After this semester, I now better understand how important media are, especially in who the source is and the way they frame the news.
On the one hand, elites often serve as important media sources and define media agendas. This link between the government and the media consists of ownership by elites, propaganda, regulation, and the varying types of censorship. As we wrote about in our final paper, media technologies also have important effects on politics. Especially in the MENA region, the ruling elite prioritizes remaining in power and either uses or challenges the media in order to do so. We also read about media as foreign policy, where ‘hearts and minds’ can be won by providing or silencing media coverage of certain news.
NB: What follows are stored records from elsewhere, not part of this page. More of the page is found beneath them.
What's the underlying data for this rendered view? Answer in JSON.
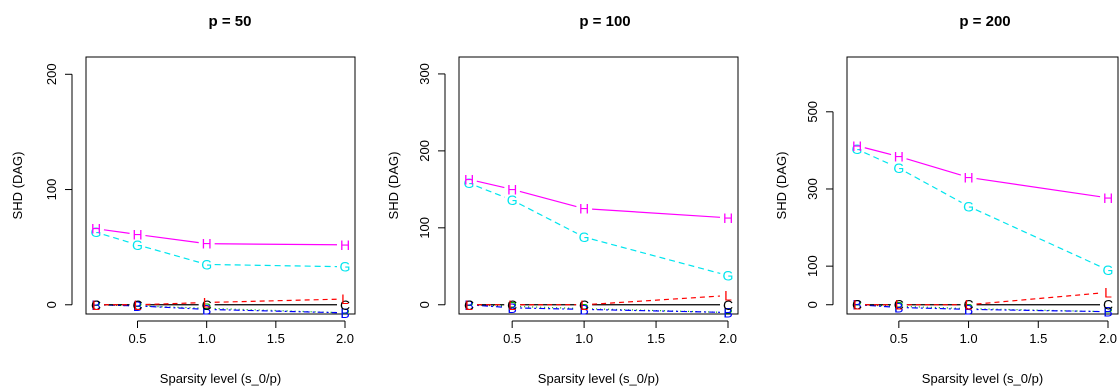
{
  "chart_data": [
    {
      "type": "line",
      "title": "p = 50",
      "xlabel": "Sparsity level (s_0/p)",
      "ylabel": "SHD (DAG)",
      "x": [
        0.2,
        0.5,
        1.0,
        2.0
      ],
      "xticks": [
        "0.5",
        "1.0",
        "1.5",
        "2.0"
      ],
      "xlim": [
        0.2,
        2.0
      ],
      "yticks": [
        "0",
        "100",
        "200"
      ],
      "ylim": [
        -8,
        215
      ],
      "series": [
        {
          "marker": "H",
          "color": "#ff00ff",
          "dash": "none",
          "values": [
            66,
            61,
            53,
            52
          ]
        },
        {
          "marker": "G",
          "color": "#00e5ee",
          "dash": "6 4",
          "values": [
            63,
            52,
            35,
            33
          ]
        },
        {
          "marker": "L",
          "color": "#ff0000",
          "dash": "5 4",
          "values": [
            0,
            0,
            2,
            5
          ]
        },
        {
          "marker": "C",
          "color": "#000000",
          "dash": "none",
          "values": [
            0,
            0,
            0,
            0
          ]
        },
        {
          "marker": "B",
          "color": "#0000ff",
          "dash": "2 3 6 3",
          "values": [
            0,
            -1,
            -4,
            -7
          ]
        },
        {
          "marker": "P",
          "color": "#00aa00",
          "dash": "1 3",
          "values": [
            0,
            -1,
            -3,
            -7
          ]
        }
      ]
    },
    {
      "type": "line",
      "title": "p = 100",
      "xlabel": "Sparsity level (s_0/p)",
      "ylabel": "SHD (DAG)",
      "x": [
        0.2,
        0.5,
        1.0,
        2.0
      ],
      "xticks": [
        "0.5",
        "1.0",
        "1.5",
        "2.0"
      ],
      "xlim": [
        0.2,
        2.0
      ],
      "yticks": [
        "0",
        "100",
        "200",
        "300"
      ],
      "ylim": [
        -12,
        322
      ],
      "series": [
        {
          "marker": "H",
          "color": "#ff00ff",
          "dash": "none",
          "values": [
            163,
            150,
            125,
            113
          ]
        },
        {
          "marker": "G",
          "color": "#00e5ee",
          "dash": "6 4",
          "values": [
            158,
            136,
            88,
            38
          ]
        },
        {
          "marker": "L",
          "color": "#ff0000",
          "dash": "5 4",
          "values": [
            0,
            0,
            0,
            12
          ]
        },
        {
          "marker": "C",
          "color": "#000000",
          "dash": "none",
          "values": [
            0,
            0,
            0,
            0
          ]
        },
        {
          "marker": "B",
          "color": "#0000ff",
          "dash": "2 3 6 3",
          "values": [
            0,
            -4,
            -6,
            -10
          ]
        },
        {
          "marker": "P",
          "color": "#00aa00",
          "dash": "1 3",
          "values": [
            0,
            -2,
            -5,
            -10
          ]
        }
      ]
    },
    {
      "type": "line",
      "title": "p = 200",
      "xlabel": "Sparsity level (s_0/p)",
      "ylabel": "SHD (DAG)",
      "x": [
        0.2,
        0.5,
        1.0,
        2.0
      ],
      "xticks": [
        "0.5",
        "1.0",
        "1.5",
        "2.0"
      ],
      "xlim": [
        0.2,
        2.0
      ],
      "yticks": [
        "0",
        "100",
        "300",
        "500"
      ],
      "ytick_values": [
        0,
        100,
        300,
        500
      ],
      "ylim": [
        -24,
        642
      ],
      "series": [
        {
          "marker": "H",
          "color": "#ff00ff",
          "dash": "none",
          "values": [
            412,
            384,
            330,
            277
          ]
        },
        {
          "marker": "G",
          "color": "#00e5ee",
          "dash": "6 4",
          "values": [
            403,
            354,
            255,
            90
          ]
        },
        {
          "marker": "L",
          "color": "#ff0000",
          "dash": "5 4",
          "values": [
            0,
            0,
            0,
            32
          ]
        },
        {
          "marker": "C",
          "color": "#000000",
          "dash": "none",
          "values": [
            0,
            0,
            0,
            0
          ]
        },
        {
          "marker": "B",
          "color": "#0000ff",
          "dash": "2 3 6 3",
          "values": [
            0,
            -7,
            -12,
            -18
          ]
        },
        {
          "marker": "P",
          "color": "#00aa00",
          "dash": "1 3",
          "values": [
            0,
            -4,
            -10,
            -18
          ]
        }
      ]
    }
  ]
}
On the other hand, journalists are also very significant to the lives of the public; where often they can circumvent or challenge the existing political order and government. Journalists can serve society through investigation or activism, reporting on issues the ruling elite may be distorting or hiding from the public. Often media also crosses the boundary of public and private, changing people’s opinions who later discuss and debate with others in the public sphere. This helped build foundations for a pluralistic political culture by demonstrating the legitimacy of disagreement and challenging the message of the government.
In general, journalists and media outlets dictate what is the focus, or what is “inside the frame,” how it’s portrayed, what information is left out, as well as its headline. This bias of presentism also demonstrates how mass media rarely gives context or history focusing on the present, which can distort one’s understanding.
Finally, one of the overarching lessons I have learned from this class is checking the reliability of one’s media sources in order to make sure you are accessing unbiased news and thus gaining accurate information about the issue or event.
Webb, Edward 2022. Lecture, Dickinson College, 1 September, 6 September, 13 September.